The general director of UNESCO acknowledged the centuries-old links between Jews and Christians to Jerusalem on Friday, days after her organization postponed a vote on a controversial resolution that prioritizes the city’s Islamic history.
“The heritage of Jerusalem is indivisible, and each of its communities have a right to the explicit recognition of their history and relationship with the city,” Irina Bokova, a candidate for the position of secretary general of the United Nations, said in a statement. “To deny or conceal any of the Jewish, Christian or Muslim traditions undermines the integrity of the site.”
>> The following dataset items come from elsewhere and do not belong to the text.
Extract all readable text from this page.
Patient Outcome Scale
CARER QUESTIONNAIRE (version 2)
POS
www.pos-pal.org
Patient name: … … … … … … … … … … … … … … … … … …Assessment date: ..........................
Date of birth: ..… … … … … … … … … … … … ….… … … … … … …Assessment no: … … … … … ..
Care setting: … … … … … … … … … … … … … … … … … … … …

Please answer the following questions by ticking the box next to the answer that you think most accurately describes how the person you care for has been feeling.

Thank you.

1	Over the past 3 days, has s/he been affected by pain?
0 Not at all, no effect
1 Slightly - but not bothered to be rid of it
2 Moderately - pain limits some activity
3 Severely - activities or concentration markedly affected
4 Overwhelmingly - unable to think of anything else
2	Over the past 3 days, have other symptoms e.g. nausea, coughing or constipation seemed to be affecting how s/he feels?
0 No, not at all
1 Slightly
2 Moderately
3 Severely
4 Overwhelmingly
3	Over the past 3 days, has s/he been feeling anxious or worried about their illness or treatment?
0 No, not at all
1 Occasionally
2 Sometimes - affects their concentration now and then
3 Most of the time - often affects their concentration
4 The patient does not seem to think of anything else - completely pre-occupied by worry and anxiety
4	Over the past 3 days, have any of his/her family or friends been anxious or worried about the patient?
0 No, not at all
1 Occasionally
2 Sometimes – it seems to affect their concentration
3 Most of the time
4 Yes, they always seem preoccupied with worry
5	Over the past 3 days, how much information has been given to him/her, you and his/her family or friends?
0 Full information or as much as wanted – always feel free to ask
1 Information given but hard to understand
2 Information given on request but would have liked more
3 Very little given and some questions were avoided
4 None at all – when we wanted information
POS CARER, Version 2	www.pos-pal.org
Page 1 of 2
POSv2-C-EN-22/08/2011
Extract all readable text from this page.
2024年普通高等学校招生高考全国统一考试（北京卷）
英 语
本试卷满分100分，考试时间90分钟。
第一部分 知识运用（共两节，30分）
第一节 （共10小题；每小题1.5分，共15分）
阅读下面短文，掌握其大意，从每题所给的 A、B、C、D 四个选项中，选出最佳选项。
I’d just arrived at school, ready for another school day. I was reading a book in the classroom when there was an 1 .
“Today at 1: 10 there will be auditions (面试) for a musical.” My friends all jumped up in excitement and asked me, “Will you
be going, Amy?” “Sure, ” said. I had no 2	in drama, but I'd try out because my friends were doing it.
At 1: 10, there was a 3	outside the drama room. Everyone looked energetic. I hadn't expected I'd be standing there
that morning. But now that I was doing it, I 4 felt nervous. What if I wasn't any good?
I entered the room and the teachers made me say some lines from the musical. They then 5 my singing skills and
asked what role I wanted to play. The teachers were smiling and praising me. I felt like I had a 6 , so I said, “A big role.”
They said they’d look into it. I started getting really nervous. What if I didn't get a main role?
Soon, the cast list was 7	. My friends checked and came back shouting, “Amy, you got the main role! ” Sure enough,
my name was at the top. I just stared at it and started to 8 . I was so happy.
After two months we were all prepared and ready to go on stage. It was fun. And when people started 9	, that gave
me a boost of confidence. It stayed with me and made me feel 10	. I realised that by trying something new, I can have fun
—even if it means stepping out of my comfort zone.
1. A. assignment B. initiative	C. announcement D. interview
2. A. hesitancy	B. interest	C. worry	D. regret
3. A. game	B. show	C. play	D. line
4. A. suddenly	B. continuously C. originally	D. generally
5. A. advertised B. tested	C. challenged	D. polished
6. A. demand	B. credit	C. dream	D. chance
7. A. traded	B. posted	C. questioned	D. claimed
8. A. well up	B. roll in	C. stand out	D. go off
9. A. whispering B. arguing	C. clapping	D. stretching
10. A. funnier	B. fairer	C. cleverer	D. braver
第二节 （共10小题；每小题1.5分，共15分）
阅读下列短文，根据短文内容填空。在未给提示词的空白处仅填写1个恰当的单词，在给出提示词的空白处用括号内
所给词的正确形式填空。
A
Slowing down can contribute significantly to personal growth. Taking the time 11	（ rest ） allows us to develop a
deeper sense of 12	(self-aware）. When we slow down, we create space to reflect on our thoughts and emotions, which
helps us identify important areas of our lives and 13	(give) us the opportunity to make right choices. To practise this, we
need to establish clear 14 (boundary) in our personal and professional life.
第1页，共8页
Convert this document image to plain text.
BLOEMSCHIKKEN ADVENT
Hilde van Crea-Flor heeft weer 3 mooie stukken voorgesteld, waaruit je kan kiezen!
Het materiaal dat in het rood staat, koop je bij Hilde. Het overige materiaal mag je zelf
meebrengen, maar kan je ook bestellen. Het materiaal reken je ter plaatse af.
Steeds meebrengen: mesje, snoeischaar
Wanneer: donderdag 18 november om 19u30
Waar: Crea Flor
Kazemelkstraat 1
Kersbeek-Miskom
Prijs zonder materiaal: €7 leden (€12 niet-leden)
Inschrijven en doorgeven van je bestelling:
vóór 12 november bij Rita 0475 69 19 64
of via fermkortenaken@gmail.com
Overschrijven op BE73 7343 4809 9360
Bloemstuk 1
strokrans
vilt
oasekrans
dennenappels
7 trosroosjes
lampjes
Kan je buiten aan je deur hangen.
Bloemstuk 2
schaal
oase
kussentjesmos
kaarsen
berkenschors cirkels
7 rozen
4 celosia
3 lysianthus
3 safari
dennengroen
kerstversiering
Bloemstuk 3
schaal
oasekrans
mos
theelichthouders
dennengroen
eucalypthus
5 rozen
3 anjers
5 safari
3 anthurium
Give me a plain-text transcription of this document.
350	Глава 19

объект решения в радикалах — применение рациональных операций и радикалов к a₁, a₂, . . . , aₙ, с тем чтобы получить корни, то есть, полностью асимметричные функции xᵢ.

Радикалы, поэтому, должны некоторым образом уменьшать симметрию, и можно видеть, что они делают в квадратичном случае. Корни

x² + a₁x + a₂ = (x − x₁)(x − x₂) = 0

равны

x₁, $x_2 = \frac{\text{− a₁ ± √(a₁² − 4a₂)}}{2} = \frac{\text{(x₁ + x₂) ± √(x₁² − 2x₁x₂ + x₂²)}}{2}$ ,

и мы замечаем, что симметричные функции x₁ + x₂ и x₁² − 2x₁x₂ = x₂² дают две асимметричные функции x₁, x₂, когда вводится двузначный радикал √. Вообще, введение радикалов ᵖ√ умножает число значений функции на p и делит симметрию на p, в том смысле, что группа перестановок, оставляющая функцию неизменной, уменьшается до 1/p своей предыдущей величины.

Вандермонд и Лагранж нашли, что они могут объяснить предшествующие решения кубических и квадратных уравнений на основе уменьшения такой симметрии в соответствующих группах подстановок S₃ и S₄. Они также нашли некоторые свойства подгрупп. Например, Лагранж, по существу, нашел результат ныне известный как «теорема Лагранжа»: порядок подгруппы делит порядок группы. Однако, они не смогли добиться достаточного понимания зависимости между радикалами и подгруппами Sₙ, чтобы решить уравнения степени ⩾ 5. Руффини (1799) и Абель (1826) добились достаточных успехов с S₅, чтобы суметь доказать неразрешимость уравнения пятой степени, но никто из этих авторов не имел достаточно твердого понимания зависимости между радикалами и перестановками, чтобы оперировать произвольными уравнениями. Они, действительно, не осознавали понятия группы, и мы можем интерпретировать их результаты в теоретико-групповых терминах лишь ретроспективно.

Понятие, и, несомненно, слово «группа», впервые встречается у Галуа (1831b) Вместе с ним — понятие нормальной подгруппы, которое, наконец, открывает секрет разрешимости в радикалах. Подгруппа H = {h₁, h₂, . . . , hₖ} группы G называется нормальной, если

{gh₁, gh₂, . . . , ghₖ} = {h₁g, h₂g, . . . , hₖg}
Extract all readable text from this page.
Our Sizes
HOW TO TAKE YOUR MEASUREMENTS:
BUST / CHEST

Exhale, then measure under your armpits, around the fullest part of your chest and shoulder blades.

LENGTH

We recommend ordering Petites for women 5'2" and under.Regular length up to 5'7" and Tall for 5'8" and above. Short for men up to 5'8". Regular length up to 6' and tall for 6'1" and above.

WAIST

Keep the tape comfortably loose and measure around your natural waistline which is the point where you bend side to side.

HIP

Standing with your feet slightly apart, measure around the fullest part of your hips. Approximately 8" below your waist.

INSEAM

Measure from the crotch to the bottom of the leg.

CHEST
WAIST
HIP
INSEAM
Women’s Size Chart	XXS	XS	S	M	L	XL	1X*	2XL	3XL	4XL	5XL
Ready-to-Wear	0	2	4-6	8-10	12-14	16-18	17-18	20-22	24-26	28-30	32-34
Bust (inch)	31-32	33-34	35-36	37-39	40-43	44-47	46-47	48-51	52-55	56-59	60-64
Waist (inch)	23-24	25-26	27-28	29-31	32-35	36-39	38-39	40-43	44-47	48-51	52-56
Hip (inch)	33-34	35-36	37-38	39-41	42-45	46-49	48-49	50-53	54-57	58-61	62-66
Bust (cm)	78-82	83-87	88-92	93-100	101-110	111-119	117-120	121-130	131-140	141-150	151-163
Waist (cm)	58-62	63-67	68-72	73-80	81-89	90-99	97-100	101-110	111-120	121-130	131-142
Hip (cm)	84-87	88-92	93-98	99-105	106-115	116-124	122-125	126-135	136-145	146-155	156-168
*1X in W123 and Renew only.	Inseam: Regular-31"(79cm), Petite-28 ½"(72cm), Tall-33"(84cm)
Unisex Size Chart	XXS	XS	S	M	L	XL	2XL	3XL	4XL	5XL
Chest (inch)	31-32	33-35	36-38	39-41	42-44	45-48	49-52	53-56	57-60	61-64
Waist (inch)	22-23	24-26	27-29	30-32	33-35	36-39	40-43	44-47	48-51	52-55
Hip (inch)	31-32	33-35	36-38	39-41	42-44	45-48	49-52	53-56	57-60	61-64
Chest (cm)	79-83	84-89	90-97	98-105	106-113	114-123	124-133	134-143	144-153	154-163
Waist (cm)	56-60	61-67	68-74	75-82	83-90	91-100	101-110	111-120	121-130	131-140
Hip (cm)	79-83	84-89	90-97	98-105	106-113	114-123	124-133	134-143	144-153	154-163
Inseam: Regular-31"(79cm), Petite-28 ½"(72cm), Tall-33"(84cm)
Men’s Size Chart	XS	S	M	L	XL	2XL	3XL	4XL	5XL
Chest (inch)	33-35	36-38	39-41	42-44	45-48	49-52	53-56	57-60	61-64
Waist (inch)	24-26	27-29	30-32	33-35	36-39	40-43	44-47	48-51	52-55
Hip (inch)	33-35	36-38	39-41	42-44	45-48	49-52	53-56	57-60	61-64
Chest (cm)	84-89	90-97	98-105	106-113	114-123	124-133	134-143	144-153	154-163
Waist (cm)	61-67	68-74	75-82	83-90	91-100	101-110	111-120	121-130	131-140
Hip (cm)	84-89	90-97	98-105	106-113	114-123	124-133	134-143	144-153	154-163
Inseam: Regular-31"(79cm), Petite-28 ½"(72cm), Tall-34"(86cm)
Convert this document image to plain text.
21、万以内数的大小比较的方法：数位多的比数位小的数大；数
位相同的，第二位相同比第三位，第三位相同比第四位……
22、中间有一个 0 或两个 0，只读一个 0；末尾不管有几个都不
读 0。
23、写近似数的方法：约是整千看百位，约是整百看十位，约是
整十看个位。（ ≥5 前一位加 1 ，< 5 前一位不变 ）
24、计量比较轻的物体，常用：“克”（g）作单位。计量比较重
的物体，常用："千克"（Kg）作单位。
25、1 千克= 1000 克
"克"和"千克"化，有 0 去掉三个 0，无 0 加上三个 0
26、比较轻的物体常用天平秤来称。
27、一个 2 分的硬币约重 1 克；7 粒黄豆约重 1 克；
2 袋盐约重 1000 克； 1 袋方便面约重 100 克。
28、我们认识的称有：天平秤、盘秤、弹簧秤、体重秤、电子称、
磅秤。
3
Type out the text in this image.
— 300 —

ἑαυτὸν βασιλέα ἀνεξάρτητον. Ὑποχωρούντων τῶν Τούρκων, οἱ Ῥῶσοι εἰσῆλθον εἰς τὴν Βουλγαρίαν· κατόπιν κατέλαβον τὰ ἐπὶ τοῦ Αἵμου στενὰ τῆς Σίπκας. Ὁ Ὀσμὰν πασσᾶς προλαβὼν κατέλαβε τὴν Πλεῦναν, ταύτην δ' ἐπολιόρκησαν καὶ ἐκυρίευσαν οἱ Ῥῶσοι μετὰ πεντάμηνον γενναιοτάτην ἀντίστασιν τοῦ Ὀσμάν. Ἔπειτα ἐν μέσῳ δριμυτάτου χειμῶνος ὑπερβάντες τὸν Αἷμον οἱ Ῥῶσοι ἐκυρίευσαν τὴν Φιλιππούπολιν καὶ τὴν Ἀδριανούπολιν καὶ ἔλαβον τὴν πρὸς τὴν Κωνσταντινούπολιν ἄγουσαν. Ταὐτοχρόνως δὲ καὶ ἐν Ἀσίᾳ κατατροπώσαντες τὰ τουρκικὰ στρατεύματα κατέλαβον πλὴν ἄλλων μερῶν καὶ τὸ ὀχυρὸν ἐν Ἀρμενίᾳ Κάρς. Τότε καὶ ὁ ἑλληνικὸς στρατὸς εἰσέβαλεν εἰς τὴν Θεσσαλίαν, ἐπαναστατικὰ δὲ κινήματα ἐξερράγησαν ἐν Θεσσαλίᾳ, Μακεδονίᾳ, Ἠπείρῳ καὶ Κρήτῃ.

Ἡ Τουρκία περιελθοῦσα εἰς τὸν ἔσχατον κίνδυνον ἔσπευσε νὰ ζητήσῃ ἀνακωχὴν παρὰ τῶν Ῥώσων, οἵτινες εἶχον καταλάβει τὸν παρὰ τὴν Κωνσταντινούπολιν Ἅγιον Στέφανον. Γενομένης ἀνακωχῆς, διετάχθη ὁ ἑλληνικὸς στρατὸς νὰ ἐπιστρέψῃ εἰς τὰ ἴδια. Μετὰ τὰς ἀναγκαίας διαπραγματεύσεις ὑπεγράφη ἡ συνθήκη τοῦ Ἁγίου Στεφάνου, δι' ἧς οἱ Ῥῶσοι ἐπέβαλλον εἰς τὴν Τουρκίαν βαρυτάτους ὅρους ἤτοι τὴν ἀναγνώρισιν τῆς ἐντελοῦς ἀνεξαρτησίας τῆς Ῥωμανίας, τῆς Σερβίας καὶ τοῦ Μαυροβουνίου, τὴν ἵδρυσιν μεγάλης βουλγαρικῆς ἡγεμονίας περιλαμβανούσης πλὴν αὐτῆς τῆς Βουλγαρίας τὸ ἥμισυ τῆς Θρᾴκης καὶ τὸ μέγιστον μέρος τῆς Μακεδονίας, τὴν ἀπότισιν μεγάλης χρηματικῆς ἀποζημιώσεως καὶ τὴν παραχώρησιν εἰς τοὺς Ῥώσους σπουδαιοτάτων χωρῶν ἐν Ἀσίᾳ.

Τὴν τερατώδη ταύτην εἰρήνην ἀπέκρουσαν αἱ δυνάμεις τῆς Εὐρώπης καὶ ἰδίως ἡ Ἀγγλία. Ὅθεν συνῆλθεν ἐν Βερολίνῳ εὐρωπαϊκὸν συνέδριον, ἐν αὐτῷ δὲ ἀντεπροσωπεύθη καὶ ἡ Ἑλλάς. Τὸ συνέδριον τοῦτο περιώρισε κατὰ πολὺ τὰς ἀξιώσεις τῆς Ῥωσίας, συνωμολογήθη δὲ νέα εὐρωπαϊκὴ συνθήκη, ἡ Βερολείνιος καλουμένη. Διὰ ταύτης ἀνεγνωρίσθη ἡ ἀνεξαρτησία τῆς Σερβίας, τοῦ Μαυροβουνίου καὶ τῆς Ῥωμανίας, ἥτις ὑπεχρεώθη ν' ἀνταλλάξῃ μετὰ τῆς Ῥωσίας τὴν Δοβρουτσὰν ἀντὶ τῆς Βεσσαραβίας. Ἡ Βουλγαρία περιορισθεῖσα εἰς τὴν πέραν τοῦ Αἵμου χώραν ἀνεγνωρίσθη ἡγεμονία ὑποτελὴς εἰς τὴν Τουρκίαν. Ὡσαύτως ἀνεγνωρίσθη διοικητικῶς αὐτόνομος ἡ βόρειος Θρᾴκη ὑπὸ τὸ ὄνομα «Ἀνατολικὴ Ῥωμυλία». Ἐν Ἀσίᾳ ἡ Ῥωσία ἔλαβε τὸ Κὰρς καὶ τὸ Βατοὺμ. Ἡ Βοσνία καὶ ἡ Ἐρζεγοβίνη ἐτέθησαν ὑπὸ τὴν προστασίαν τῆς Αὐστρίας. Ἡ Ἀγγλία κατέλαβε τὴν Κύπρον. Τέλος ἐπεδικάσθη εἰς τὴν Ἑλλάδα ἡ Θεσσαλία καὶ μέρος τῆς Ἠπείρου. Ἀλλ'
The executive board of UNESCO last April passed a resolution that pointedly ignored any Jewish connection to the historic sites of Jerusalem. The Temple Mount — the holiest site in the Jewish faith — was referred to by its Islamic name of al-Haram al-Sharif, the Western Wall was referred to as al-Buraq Plaza, and Israel was called “the occupying power.”
The world heritage committee of UNESCO is now due to consider a similar resolution, which was jointly submitted by the Palestinian Authority and Jordan. While Israel has repeatedly expressed its opposition to the measure, most of the 21 nations currently on the committee routinely vote against the Jewish state in international fora. Among them are Cuba, Kazakhstan, Kuwait, Lebanon, and Zimbabwe.
A vote on the resolution was planned for this month’s committee meeting in Istanbul, but was rescheduled during the attempted coup on Friday and Saturday. A new vote is expected in October.
Attempts to erase the historical connection between Jerusalem and the Jewish faith, which The New York Times noted in October led many Palestinians to “increasingly [express] doubt that the [Jewish] temples ever existed” is a phenomenon that Dr. Dore Gold, former Israeli ambassador to the UN and director general of the Israel Ministry of Foreign Affairs, described as “Temple denial.” Days after the Times report, the Mufti of Jerusalem, who was appointed by Palestinian Authority President Mahmoud Abbas, claimed that the Temple Mount has been the site of a mosque “since the creation of the world” and that it never housed a Jewish temple, despite ample evidence to the contrary.
David Hazony, editor of The Tower, wrote in 2007 that “Palestinian leaders, writers, and scholars have embarked on a campaign of intellectual erasure […] aimed at undermining the Jewish claim to any part of the land.”